Kwiat bzu czarnego to jedno z moich największych aromatycznych odkryć. Nawet kiedyś zrobiłam sok, dałam małą buteleczkę przyjaciołom, którzy zapomnieli o podarunku i pół roku później poczęstowali nas klarownym, bardzo ciekawym winem musującym... Tylko jak to powtorzyć?
Wiem, że robi się konfitury z truskawek i bzu, ja zawsze daję mało cukru i właściwie traktuję te słoiczki jak sos do lodów waniliowych.
SOS TRUSKAWKOWO-BZOWY
2,5 kg słodkich truskawek (waga po obraniu)- truskawki powinny być jak najbardziej suche, żeby nie puściły za dużo soku
100g cukru ciemnego muscovado
300 g cukru trzcinowego demerara
ok. 20 kwiatów bzu czarnego (im więcej tym lepiej)
• truskawki pokroiłam (połówki lub ćwiartki)
• wrzuciłam do woka z trochę bardziej płaskim dnem (większa powierzchnia parowania soku), posypałam cukrem i dusiłam przez 2 godziny
• kwiaty bzu obcięłam nożyczkami (maksymalnie usunęłam zielone łodygi), zawinęłam w gazę (wiążę zawsze na supełek, żeby na pewno się nie wydostały się do truskawek)

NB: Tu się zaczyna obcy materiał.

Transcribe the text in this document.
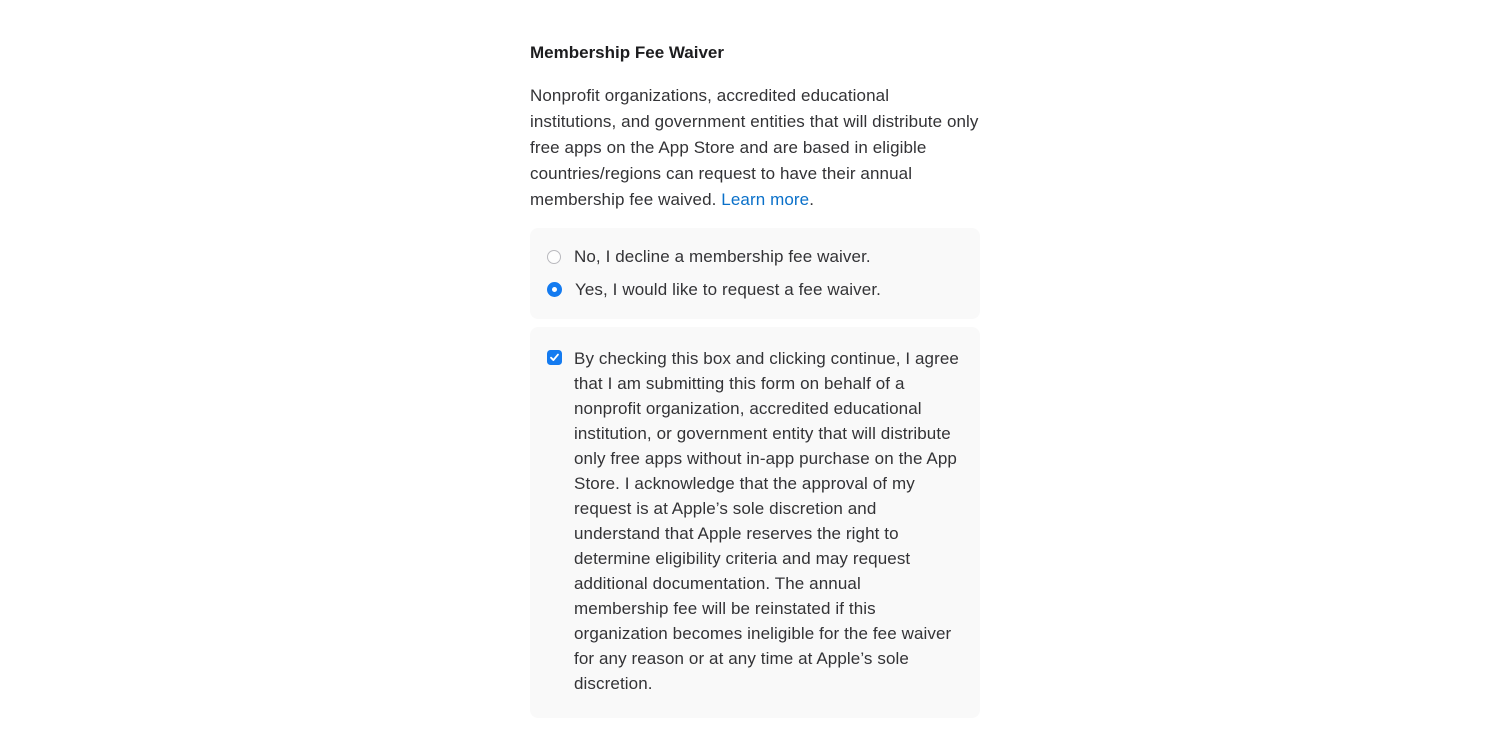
Membership Fee Waiver

Nonprofit organizations, accredited educational institutions, and government entities that will distribute only free apps on the App Store and are based in eligible countries/regions can request to have their annual membership fee waived. Learn more.

No, I decline a membership fee waiver.
Yes, I would like to request a fee waiver.
By checking this box and clicking continue, I agree that I am submitting this form on behalf of a nonprofit organization, accredited educational institution, or government entity that will distribute only free apps without in-app purchase on the App Store. I acknowledge that the approval of my request is at Apple’s sole discretion and understand that Apple reserves the right to determine eligibility criteria and may request additional documentation. The annual membership fee will be reinstated if this organization becomes ineligible for the fee waiver for any reason or at any time at Apple’s sole discretion.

• zawiniątko zanurzyłam w truskawkach
• dusiłam ok. 20 minut wyciskając co jakiś czas sok z gazy metodą "męcz mnie, dręcz mnie"
• wyjęłam pakunek bzowy i odcisnęłam na sitku, a to co jeszcze udało się wycisnąć wrzuciłam z powrotem do woka
• wyparzyłam słoiki
• bardzo gorące truskawki przełożyłam do słoików, mocno zakręciłam i postawiłam do góry nogami
• po pół godziny przestawiłam z powrotem wieczkiem do góry i gotowe.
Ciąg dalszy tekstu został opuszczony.